Budgie merupakan lingkungan desktop yang awalnya dimulai pada tahun 2013. Budgie memiliki tujuan untuk memberikan pengalaman yang akrab, modern, dan memberi pengalaman yang tidak seperti biasa pengguna saat mengakses lingkungan desktopnya.

Melalui catatan rapat internal Ubuntu pada tahun 2016 silam dan pengumuman dari Tim Budgie-Remix, Dewan Teknis Ubuntu telah meresmikan Budgie-remix masuk ke official flavour Ubuntu. Mulai dari sinilah distribusi yang dikembangkan dikenal dengan Ubuntu Budgie, dengan rilis pertamanya di Ubuntu 17.04 “Zesty Zapus”.

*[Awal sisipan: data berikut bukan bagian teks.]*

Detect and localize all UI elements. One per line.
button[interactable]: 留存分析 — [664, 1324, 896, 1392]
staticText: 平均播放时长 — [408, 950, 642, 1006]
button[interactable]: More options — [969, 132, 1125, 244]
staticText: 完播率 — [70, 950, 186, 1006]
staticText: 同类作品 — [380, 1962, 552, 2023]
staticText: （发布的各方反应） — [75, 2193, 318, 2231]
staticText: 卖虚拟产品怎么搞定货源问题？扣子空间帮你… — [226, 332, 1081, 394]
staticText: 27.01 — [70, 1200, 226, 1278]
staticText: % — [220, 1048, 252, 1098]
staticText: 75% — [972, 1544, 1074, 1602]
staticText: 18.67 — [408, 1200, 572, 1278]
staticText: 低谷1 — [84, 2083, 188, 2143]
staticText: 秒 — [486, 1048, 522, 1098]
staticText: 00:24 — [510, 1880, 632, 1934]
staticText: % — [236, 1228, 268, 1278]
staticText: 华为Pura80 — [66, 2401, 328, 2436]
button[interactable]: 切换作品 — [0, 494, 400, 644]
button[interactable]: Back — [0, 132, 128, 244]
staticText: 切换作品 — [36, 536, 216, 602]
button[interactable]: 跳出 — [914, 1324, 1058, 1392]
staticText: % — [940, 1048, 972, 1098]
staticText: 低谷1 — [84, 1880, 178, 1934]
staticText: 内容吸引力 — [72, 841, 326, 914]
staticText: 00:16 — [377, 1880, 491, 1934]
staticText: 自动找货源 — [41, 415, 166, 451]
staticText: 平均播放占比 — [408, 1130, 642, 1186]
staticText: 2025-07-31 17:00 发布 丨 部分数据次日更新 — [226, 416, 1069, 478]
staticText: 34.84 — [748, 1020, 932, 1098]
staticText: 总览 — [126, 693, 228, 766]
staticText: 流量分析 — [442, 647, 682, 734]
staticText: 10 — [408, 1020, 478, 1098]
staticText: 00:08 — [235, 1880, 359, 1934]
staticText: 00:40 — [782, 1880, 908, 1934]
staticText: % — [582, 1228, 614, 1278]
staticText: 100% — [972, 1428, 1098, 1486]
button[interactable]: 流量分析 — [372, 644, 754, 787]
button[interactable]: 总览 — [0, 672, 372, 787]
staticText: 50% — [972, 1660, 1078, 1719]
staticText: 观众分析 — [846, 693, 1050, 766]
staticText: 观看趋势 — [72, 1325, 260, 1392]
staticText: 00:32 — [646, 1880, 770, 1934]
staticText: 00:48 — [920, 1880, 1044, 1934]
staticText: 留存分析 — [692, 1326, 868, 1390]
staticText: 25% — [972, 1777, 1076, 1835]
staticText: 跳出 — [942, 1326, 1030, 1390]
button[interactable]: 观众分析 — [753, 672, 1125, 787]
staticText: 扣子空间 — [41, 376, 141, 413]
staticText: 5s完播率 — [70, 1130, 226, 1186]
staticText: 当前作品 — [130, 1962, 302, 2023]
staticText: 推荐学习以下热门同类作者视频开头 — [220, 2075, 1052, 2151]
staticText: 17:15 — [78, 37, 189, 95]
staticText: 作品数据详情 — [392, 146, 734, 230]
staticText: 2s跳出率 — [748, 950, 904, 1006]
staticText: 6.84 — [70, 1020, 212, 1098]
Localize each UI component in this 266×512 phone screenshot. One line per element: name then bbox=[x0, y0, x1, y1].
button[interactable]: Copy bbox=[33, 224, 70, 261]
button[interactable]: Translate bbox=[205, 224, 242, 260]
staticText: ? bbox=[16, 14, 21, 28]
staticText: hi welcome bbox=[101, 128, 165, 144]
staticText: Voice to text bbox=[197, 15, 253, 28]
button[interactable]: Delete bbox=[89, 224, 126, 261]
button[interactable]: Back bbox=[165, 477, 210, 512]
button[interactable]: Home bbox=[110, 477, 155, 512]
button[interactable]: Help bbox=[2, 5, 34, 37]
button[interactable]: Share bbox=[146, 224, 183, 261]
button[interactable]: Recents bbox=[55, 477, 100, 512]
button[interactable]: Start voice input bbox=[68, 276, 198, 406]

Sebagai lingkungan desktop pendatang baru tentu Budgie tidak bisa dianggap remeh, segudang fitur-fitur barunya sudah siap memanjakan gesekan jemari dan memanjakan mata pengguna.

Apa Masih Ada Lingkungan Desktop yang lain?

Lingkungan desktop yang saya jelaskan diatas adalah lingkungan desktop resmi yang digunakan oleh keluarga besar Ubuntu. Jika anda bertanya apakah ada lingkungan desktop yang lain selain yang digunakan (resmi) oleh Ubuntu?

Maka saya akan menjawab “iya, masih ada beberapa lingkungan desktop yang lainnya”.

Ada beberapa lagi lingkungan desktop yang saya tahu dan mungkin belum pernah saya coba. Diantaranya adalah lingkungan desktop Cinnamon (Linux Mint), Manokwari (BlankOn Linux), Unity (tidak didukung mulai dari rilis 17.10, Ubuntu sudah beralih ke GNOME) dan lainnya.

Kesimpulan

Distribusi GNU/Linux sangat kaya dan penuh dengan warna. Cara kita berinteraksi dengan sistem operasi-pun sangat beragam, karena banyak akan lingkungan desktop yang bisa memanjakan penggunanya.

Bagi anda pengguna baru, mungkin anda akan sedikit kebingungan. Apa lingkungan desktop yang aman untuk saya? mungkin itu salah satu pertanyaan terlepas dari pilihan distribusi yang ingin anda digunakan.

Saya tidak bisa menjelaskan semuanya satu-satu secara detail dan gamblang. Hanya saja semua mulai dari keterbiasaan kita sendiri. Saya sendiri sudah menggunakan beberapa lingkungan desktop seperti GNOME, Unity dan MATE, terhitung mulai dari rilis Ubuntu 16.04 hingga sekarang saya menggunakan MATE. Alasannya sederhana, karena saya merasa nyaman dengan lingkungan desktop MATE.